Mutation. Prenez par exemple Makoto, un bidonville sur pilotis installé sur la lagune de Lagos, au Nigeria. Il abrite depuis plus de cent ans une communauté de pêcheurs profondément fière de sa culture. Les autorités menacent de les reloger mais ils ne veulent pas en entendre parler : ils vivent tous de la pêche, du commerce ou du fumage du poisson et préfèrent rester sur l’eau. Chaque maison dispose d’une pirogue, les plus grandes sont utilisées pour les sorties en haute mer et les plus petites pour la pêche côtière. La communauté suffit à approvisionner Lagos en poisson. Elle vend sa pêche sur ses marchés, qui sont très prisés des habitants de la ville. Celui d’Asejere, le plus célèbre, propose des produits de la mer : barracudas, crevettes et crabes à bas prix.

 

De l’autre côté du continent, le quartier Nyamirambo de Kigali, au Rwanda, est en plein mutation : il est désormais considéré davantage comme une banlieue que comme un bidonville, même si certaines de ses zones laissent encore à désirer en termes d’infrastructures et de sécurité.
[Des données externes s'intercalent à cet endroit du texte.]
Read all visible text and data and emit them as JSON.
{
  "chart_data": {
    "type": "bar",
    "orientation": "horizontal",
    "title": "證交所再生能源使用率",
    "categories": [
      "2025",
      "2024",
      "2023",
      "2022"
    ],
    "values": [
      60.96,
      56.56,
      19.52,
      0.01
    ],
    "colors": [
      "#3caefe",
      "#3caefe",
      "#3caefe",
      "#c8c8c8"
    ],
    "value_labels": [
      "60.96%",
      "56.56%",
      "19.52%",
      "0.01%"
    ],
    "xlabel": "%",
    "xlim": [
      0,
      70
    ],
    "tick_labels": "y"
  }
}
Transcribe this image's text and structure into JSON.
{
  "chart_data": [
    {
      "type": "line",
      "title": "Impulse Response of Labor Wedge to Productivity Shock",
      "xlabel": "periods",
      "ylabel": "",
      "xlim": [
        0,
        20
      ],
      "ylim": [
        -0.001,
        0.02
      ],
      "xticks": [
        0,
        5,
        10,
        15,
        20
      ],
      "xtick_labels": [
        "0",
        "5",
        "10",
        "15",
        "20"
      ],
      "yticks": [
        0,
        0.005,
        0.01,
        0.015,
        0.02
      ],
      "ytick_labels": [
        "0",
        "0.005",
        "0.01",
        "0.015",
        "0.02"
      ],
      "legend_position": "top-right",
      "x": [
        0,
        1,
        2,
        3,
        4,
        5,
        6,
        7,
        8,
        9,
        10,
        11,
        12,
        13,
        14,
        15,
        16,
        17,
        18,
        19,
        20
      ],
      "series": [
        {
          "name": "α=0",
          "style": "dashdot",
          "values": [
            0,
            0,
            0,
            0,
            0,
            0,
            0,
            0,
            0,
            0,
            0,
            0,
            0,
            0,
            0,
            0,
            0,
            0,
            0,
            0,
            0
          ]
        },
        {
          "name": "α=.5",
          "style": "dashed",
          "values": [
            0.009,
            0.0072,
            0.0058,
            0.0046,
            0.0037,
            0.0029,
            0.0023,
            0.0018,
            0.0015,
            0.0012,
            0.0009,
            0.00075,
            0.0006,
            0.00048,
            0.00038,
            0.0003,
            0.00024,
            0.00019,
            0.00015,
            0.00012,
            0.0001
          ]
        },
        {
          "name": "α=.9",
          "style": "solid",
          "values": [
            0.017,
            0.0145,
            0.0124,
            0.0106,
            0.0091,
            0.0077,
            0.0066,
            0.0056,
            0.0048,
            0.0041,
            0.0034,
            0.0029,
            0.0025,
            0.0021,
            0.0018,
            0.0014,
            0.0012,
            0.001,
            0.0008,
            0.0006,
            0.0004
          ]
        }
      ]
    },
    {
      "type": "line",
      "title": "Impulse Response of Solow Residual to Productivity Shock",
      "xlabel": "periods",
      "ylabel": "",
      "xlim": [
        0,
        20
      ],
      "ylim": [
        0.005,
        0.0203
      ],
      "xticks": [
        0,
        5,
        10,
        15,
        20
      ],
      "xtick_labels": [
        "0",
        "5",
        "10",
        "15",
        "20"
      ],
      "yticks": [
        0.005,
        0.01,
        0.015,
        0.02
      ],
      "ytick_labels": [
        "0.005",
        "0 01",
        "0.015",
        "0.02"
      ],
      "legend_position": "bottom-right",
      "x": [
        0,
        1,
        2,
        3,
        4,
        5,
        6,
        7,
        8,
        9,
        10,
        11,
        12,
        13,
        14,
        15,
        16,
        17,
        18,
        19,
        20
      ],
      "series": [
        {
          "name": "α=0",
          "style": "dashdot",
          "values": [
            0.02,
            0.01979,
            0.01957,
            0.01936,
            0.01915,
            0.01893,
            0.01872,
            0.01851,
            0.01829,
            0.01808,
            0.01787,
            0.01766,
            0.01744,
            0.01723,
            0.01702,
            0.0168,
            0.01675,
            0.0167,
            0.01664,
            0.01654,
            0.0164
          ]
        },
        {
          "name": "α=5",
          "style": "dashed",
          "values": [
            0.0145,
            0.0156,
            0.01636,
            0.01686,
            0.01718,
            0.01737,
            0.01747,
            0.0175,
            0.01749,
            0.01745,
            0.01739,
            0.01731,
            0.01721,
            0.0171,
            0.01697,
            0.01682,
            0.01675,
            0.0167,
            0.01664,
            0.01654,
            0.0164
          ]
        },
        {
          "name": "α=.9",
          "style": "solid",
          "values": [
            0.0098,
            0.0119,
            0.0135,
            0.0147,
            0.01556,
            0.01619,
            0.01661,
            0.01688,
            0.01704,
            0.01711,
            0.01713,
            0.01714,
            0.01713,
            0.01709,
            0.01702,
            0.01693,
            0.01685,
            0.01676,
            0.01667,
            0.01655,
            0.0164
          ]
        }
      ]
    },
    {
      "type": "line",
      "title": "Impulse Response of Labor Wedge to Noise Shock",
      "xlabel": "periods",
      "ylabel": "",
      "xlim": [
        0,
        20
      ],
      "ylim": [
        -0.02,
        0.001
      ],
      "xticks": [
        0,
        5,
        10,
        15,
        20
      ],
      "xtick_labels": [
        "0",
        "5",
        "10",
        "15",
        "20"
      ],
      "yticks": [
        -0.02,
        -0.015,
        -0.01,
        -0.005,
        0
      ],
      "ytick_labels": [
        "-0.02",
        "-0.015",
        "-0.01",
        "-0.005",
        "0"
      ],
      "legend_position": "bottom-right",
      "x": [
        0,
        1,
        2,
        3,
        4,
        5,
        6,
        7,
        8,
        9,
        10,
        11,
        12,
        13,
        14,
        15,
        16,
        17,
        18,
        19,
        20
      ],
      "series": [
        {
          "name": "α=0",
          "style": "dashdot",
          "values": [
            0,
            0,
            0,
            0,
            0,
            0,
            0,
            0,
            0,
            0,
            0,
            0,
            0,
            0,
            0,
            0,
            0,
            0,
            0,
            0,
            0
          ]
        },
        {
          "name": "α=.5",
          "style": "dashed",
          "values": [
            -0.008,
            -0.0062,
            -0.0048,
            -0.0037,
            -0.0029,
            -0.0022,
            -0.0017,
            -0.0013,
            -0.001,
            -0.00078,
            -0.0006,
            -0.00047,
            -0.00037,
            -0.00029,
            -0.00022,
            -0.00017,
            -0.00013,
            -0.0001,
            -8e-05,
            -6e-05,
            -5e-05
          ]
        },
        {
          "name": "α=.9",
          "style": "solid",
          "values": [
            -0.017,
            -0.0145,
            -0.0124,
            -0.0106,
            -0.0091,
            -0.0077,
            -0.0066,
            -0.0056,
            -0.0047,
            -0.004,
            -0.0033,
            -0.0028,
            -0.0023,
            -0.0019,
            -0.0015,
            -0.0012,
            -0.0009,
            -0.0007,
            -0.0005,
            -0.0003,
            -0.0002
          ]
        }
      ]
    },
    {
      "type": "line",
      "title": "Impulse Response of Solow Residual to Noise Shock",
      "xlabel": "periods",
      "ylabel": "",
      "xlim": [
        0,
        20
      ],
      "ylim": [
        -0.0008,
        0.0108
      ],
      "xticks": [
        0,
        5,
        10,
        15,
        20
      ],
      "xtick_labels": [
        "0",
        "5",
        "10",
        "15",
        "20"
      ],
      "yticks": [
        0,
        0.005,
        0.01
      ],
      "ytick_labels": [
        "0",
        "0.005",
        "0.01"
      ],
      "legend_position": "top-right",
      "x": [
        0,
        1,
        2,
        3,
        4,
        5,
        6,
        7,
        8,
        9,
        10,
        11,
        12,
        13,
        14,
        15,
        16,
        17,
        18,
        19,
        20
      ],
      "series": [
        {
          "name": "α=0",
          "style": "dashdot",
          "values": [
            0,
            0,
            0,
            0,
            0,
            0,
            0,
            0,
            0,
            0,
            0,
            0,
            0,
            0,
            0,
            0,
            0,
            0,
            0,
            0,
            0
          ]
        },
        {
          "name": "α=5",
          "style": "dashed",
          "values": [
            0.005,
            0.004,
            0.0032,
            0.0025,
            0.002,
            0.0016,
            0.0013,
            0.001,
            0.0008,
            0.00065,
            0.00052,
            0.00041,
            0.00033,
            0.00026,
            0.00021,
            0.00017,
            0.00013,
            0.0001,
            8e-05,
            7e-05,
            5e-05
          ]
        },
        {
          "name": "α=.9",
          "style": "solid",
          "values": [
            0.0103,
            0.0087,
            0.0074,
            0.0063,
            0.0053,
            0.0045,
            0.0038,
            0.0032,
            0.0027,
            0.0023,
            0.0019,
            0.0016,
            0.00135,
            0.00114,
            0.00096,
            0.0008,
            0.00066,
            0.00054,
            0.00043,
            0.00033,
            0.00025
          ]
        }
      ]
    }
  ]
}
Il y a cinquante ans, Nyamirambo n’était qu’un village, mais très vite des migrants ont afflué et il est devenu un quartier fun mais dangereux, qu’on a baptisé le « paradis des gangsters ». Ce melting-pot culturel héberge une importante communauté musulmane et des habitants originaires de tout le continent africain ; la vie nocturne y est trépidante, avec des commerces qui tournent vingt-quatre heures sur vingt-quatre, sept jours sur sept. Nyamirambo est présenté comme le berceau du kinyarwanda (l’une des trois langues officielles du Rwanda, avec le français et l’anglais), qui caractérise la plupart des chansons produites localement. Le quartier constitue également un centre musical : on y trouve un certain nombre de studios, tels que Touch Record, F2K, Super Level, Unlimited Record et Top5sai.

 

 

Source : Samantha SPOONER, « Les bidonvilles inventent l’avenir », Mail & Guardian, Johannesburg, traduits en français dans le Courrier international, n°1 2891 du 30 juillet au 19 août 2015, p.6 – 7.